In each simulation run we internally developed a prediction model on the entire population, using a logistic regression with main effects for all baseline covariates and treatment assignment. Individual risk predictions were derived by setting treatment assignment to 0. Another approach would be to derive the prediction model solely on the control patients; however, it has been shown to lead to biased benefit predictions [5,8,9].

A stratified HTE method has been suggested as an alternative to traditional subgroup analyses [3,4]. Patients are stratified into equally-sized risk strata—in this case based on risk quartiles. Absolute treatment effects within risk strata are estimated by the difference in event rate between control and treatment arm patients. We considered this approach as a reference, expecting it to perform worse than the other candidates, as its objective is to provide an illustration of HTE rather than to optimize individualized benefit predictions.

Second, we considered a model which assumes constant relative treatment effect (constant odds ratio). Hence, absolute benefit is predicted from \(\tau(x;\hat{\beta}) = \text{expit}(\hat{lp}_0) - \text{expit}(\hat{lp}_0+\delta_0)\), where \(\delta_0\) is the log of the assumed constant odds ratio and \(\hat{lp}_0 = \hat{lp}_0(x;\hat{\beta}) = x^t\hat{\beta}\) the linear predictor of the estimated baseline risk model.

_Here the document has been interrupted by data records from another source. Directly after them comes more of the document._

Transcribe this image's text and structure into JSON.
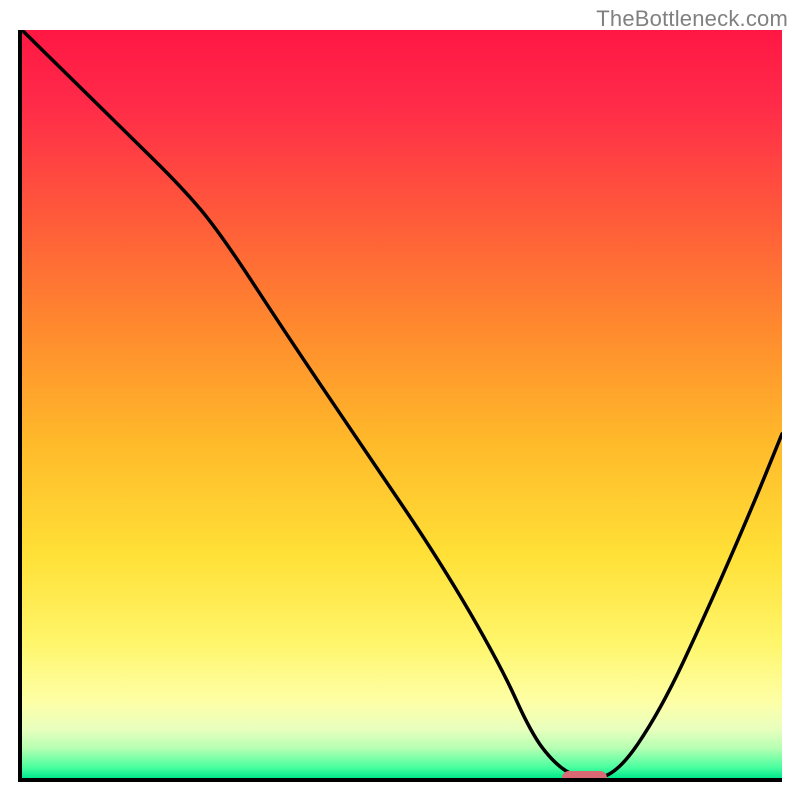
{
  "attribution": "TheBottleneck.com",
  "colors": {
    "axis": "#000000",
    "curve": "#000000",
    "marker_fill": "#d96a74",
    "gradient_stops": [
      {
        "offset": 0.0,
        "color": "#ff1744"
      },
      {
        "offset": 0.1,
        "color": "#ff2b49"
      },
      {
        "offset": 0.25,
        "color": "#ff5a3a"
      },
      {
        "offset": 0.4,
        "color": "#ff8a2e"
      },
      {
        "offset": 0.55,
        "color": "#ffb92a"
      },
      {
        "offset": 0.7,
        "color": "#ffe036"
      },
      {
        "offset": 0.82,
        "color": "#fff66b"
      },
      {
        "offset": 0.9,
        "color": "#fdffa8"
      },
      {
        "offset": 0.935,
        "color": "#e8ffbe"
      },
      {
        "offset": 0.96,
        "color": "#b6ffb3"
      },
      {
        "offset": 0.985,
        "color": "#4dffa0"
      },
      {
        "offset": 1.0,
        "color": "#00e98a"
      }
    ]
  },
  "chart_data": {
    "type": "line",
    "title": "",
    "xlabel": "",
    "ylabel": "",
    "xlim": [
      0,
      100
    ],
    "ylim": [
      0,
      100
    ],
    "x": [
      0,
      7,
      14,
      21,
      26,
      35,
      45,
      55,
      63,
      67,
      70,
      73,
      78,
      84,
      90,
      96,
      100
    ],
    "values": [
      100,
      93,
      86,
      79,
      73,
      59,
      44,
      29,
      15,
      6,
      2,
      0,
      0,
      9,
      22,
      36,
      46
    ],
    "marker": {
      "x_start": 71,
      "x_end": 77,
      "y": 0
    }
  }
}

Third, we considered a logistic regression model including treatment, the prognostic index, and their linear interaction. Absolute benefit is then estimated from \(\tau(x;\hat{\beta}) = \text{expit}(\delta_0+\delta_1\hat{lp}_0) - \text{expit}(\delta_0+\delta_2+(\delta_1+\delta_3)\hat{lp}_0)\) We will refer to this method as the linear interaction approach.

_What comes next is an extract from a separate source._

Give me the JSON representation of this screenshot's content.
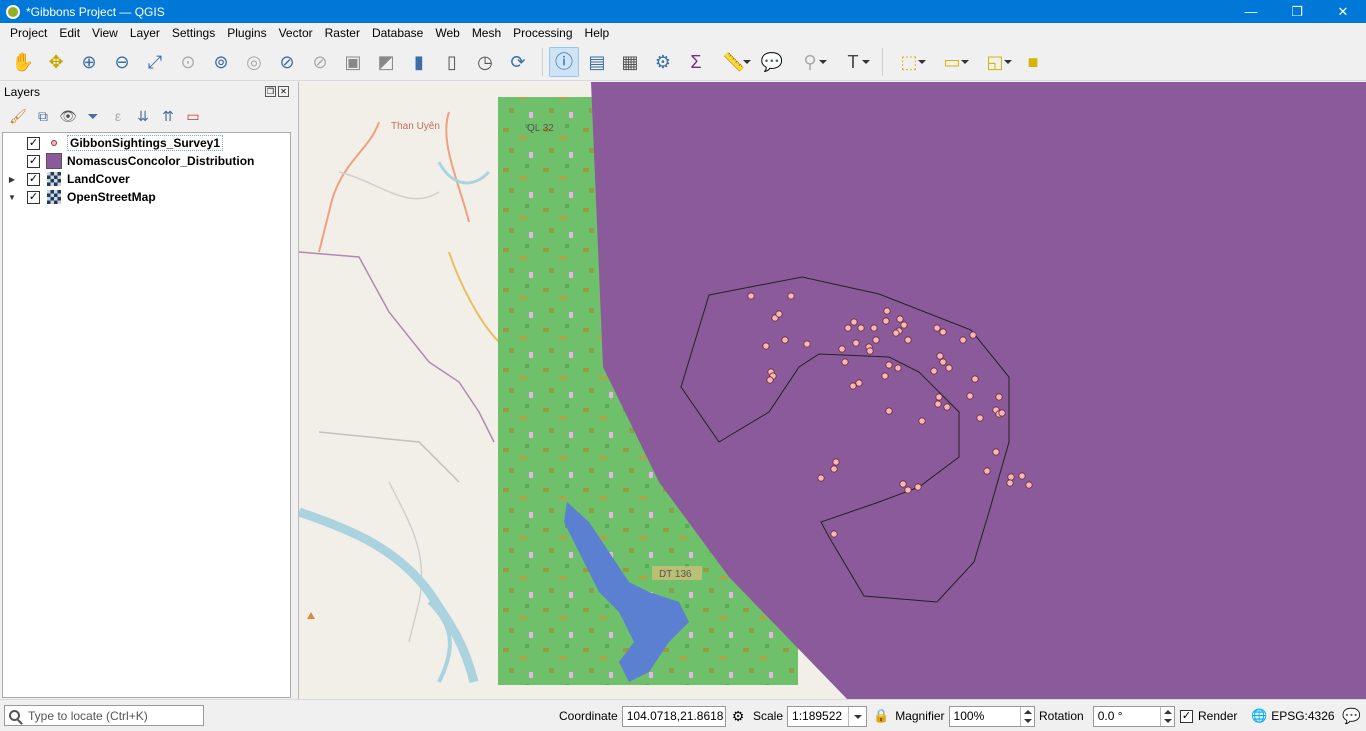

Fourth, we used restricted cubic splines (RCS) to relax the linearity assumption on the effect of the linear predictor [10]. We considered splines with 3 (RCS-3), 4 (RCS-4) and 5 (RCS-5) knots to compare models with different levels of flexibility.

Finally, we considered an adaptive approach using Akaike’s Information Criterion (AIC) for model selection. More specifically, we ranked the constant relative treatment effect model, the linear interaction model, and the RCS models with 3, 4, and 5 knots based on their AIC and selected the one with the lowest value. The extra degrees of freedom were 1 (linear interaction), 2, 3 and 4 (RCS models) for these increasingly complex interactions with the treatment effect.

2.4 Evaluation metrics

We evaluated the predictive accuracy of the considered methods by the root mean squared error (RMSE):

\[\text{RMSE}=\sqrt{\frac{1}{n}\sum_{i=1}^n\big(\tau(x_i) - \hat{\tau}(x_i)\big)^2}\]

We compared the discriminative ability of the methods under study using c-for-benefit and the integrated calibration index (ICI) for benefit (Supplement, Section 6) [11].

For each scenario we performed 500 replications, within which all the considered models were fitted. We simulated a super-population of size 500,000 for each scenario within which we calculated RMSE and discrimination and calibration for benefit of all the models in each replication.

2.5 Empirical illustration

We demonstrated the different methods using 30,510 patients with acute myocardial infarction (MI) included in the GUSTO-I trial. 10,348 patients were randomized to tissue plasminogen activator (tPA) treatment and 20,162 were randomized to streptokinase. The outcome of interest was 30-day mortality (total of 2,128 events), recorded for all patients. In line with previous analyses [12,13], we fitted a logistic regression model with 6 baseline covariates, i.e. age, Killip class, systolic blood pressure, heart rate, an indicator of previous MI, and the location of MI, to predict 30-day mortality risk (Supplement, Section 8).